Das Bauhaus „war zuallererst eine Schule, ein Campus für Utopisten, Erfinder und Phantasten“, werden die Weimarer Jahre gewürdigt, und immerhin kommt die Vokabel „Interdisziplinarität“einmal vor. Dass das Besondere dieser Avantgarde aber darin bestand, Kunst, Produktgestaltung und Architektur zu einer Dreieinigkeit zu verbinden, wird leider nicht explizit. Nur das Ziel der Bewegung verdeutlicht ein Zitat Xanti Schawinskys: „Wollen wir die Umwelt gestalten oder die Welt umgestalten?“Eher letzteres.
So ärgerlich diese Fehler und Nachlässigkeiten, so famos die wenigen historischen Film- und Fotodokumente.

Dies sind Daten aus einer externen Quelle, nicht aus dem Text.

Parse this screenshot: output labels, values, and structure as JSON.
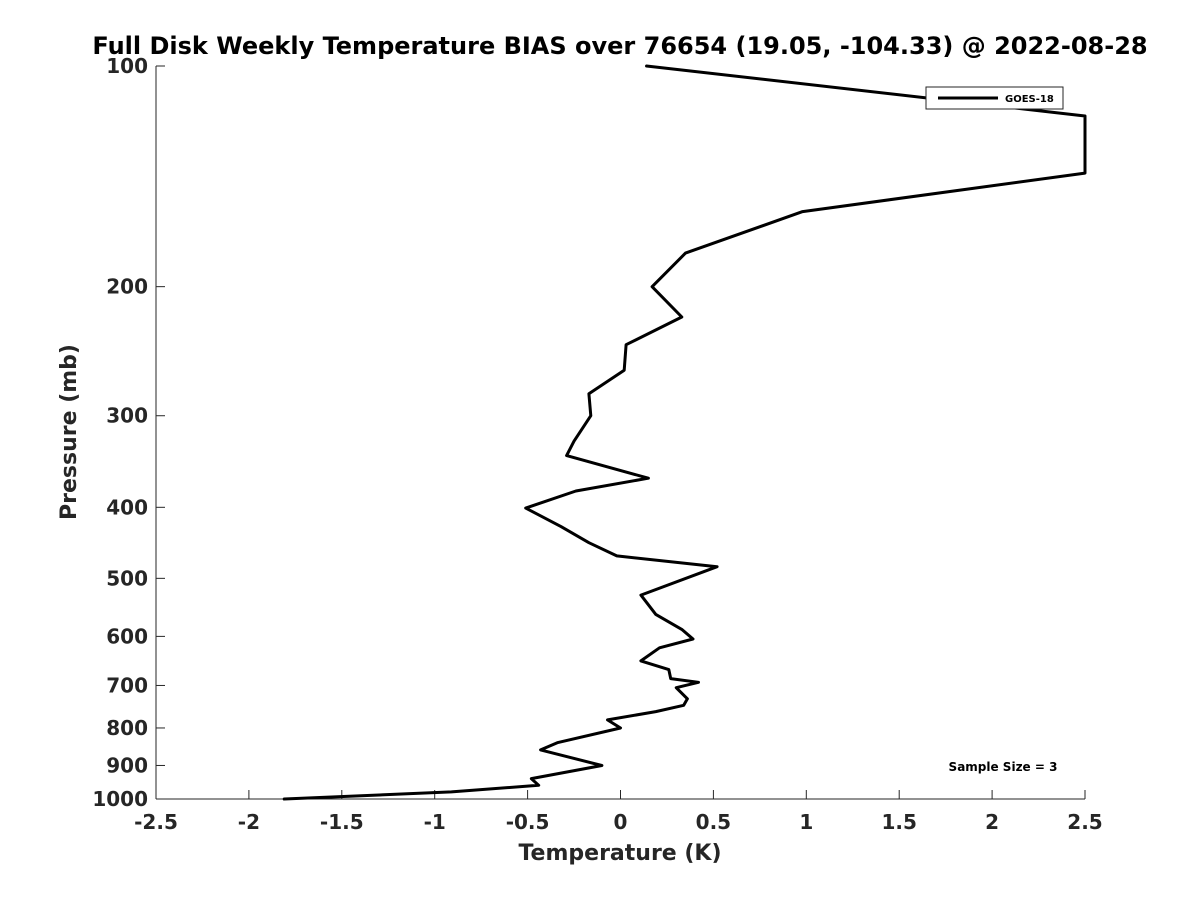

Sie zeigen zum Beispiel Kandinsky beim Malen und die Studenten beim Feiern. Überhaupt hat der Film eine Stärke darin, wie er das Leben und Arbeiten am Dessauer Bauhaus rekonstruiert. Wie er die modulare Bauweise der prototypischen Meisterhäuser ebenso vorstellt wie die sozialen Verhältnisse in den hellhörigen Studentenapartments – am Beispiel der Wohnstube Marianne Brandts. Wir lernen: Modern waren Teleskoplampen, Schuheinbauschränke und kurzhaarige Mädchen, die rauchten. Beiläufig sieht man Bilder in den Depots der Bauhaus-Stiftung, Figurinen des Triadischen Balletts und Stühle nach dem Entwurf Marcel Breuers in der dortigen Aula.
Torsten Blume, wissenschaftlicher Mitarbeiter der Stiftung, erzählt ein wenig über das „spirituell und esoterisch gefärbte Konzept“, das innere Wesen der Dinge zu entdecken, ihre Materialität und die „ewige Einheit des Schönen zwischen dem Kosmischen und dem Menschlichen“. Auch heißt es, die Werkstätten hätten jeweils einen künstlerischen Leiter und einen Handwerksmeister gehabt. Doch galt all dies von Beginn an – und schon in Weimar.
Dafür legen die Filmautoren nahe, eine Fortsetzung des Bauhauses habe es nach 1933 – dem Jahr der Schließung in Berlin – in den Vereinigten Staaten gegeben, am Black Mountain College als einer „Insel der Utopie“, zumindest für das Ehepaar Albers. Die Siedlungsarchitektur Dessau-Törten wird genauso selbstverständlich dem Bauhaus zugeschrieben wie die der Berliner Gropiusstadt. Allzu genau nimmt es der Film halt nicht.
Im Grunde geht es auch nur ums „Bauen der Zukunft“– und dies in großen Maßstäben. Da wird gleich mit der Eingangssequenz die Cité radieuse – ein gigantisches Wohnsilo – in Marseille gefeiert: „337 Wohnungen für 1600 Bewohner unter einem Dach“– „alles nach dem menschlichen Maß“. Ach ja! 150 Meter lange Flure? Und en passent vereinnahmt man so auch noch Le Corbusier für das Bauhaus.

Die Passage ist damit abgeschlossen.